The Wisconsin Department of Health Services and the La Crosse County Health Department said Tuesday that the death is the first documented of the Rocky Mountain spotted fever in Wisconsin.
RMSF occurs most commonly in the central and southeastern regions of the United States, according to a press release. Most diseases transmitted by ticks transmitted in Wisconsin are spread by the black-legged tick (or deer). RMSF, however, is transmitted by the bite of the American dog (or wood).
Early symptoms of RMSF may be mild and usually include fever, headache, nausea, vomiting, rash and stomach pain, DHS said.
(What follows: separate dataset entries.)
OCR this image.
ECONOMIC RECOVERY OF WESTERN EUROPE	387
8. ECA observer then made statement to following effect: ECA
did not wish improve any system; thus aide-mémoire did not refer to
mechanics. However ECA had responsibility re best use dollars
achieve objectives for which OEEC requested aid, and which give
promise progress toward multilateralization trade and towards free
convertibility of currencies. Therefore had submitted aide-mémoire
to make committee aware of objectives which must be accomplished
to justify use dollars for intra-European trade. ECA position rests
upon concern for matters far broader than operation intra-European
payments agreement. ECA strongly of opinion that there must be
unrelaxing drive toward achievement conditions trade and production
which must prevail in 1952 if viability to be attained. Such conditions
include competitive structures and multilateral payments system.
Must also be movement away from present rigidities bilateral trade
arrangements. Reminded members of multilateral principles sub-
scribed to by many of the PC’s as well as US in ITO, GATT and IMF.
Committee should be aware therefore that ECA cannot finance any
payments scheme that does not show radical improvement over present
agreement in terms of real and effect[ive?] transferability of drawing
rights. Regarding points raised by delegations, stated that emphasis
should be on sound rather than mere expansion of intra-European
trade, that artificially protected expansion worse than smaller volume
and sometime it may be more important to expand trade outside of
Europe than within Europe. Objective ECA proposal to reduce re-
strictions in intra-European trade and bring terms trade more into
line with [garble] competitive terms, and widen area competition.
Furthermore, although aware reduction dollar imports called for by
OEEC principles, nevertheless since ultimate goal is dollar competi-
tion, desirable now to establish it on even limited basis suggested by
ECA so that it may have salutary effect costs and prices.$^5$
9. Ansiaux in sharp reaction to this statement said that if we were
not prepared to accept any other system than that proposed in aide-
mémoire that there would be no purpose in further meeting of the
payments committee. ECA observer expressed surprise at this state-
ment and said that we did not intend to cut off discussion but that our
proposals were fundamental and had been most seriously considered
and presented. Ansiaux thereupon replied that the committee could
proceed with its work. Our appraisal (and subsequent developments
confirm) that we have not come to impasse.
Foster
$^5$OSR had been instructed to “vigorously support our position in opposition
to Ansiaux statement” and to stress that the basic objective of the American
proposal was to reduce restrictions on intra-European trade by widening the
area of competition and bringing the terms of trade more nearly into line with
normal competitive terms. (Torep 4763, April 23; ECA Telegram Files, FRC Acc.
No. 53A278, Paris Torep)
If left untreated, an RMSF infection can quickly become a serious illness.
DHS encouraged Wisconsin residents to take the following steps to protect themselves and their families from tick bites while enjoying the outdoors:
- Use an insect repellent with at least 20 percent DEET another repellent registered by the EPA according to the instructions on the label.
- Use 0.5 percent permethrin products on clothing, socks and shoes according to the instructions on the label.
- Stay on trails and avoid walking through tall grbades and brush.
- Wear long sleeves and pants, and tuck pants into socks and shirts in pants to avoid ticks under clothing.
- Check your entire body for ticks after being outside.
- Take a shower as soon as possible after entering the outdoors.
- Place clothes in the dryer at high heat for 10 minutes to kill the ticks on the clothes.
- Use a tick prevention treatment prescribed by a pet veterinarian.  DHS said that of the tick-borne diseases in Wisconsin, Lyme disease is the most common, but ticks can also spread anaplasmosis, ehrlichiosis and, more rarely, RMSF and Powbadan virus.
Many people who contract a tick-borne disease Do not remember a tick bite, so it is also important to know the common symptoms of tick-borne disease, such as fever, rash, headache, body aches and fatigue .
Most tick-borne diseases in Wisconsin can be effectively treated with antibiotics, making early diagnosis critical, health officials said. If symptoms develop after a tick bite or after possible exposure to ticks, consult a health care provider.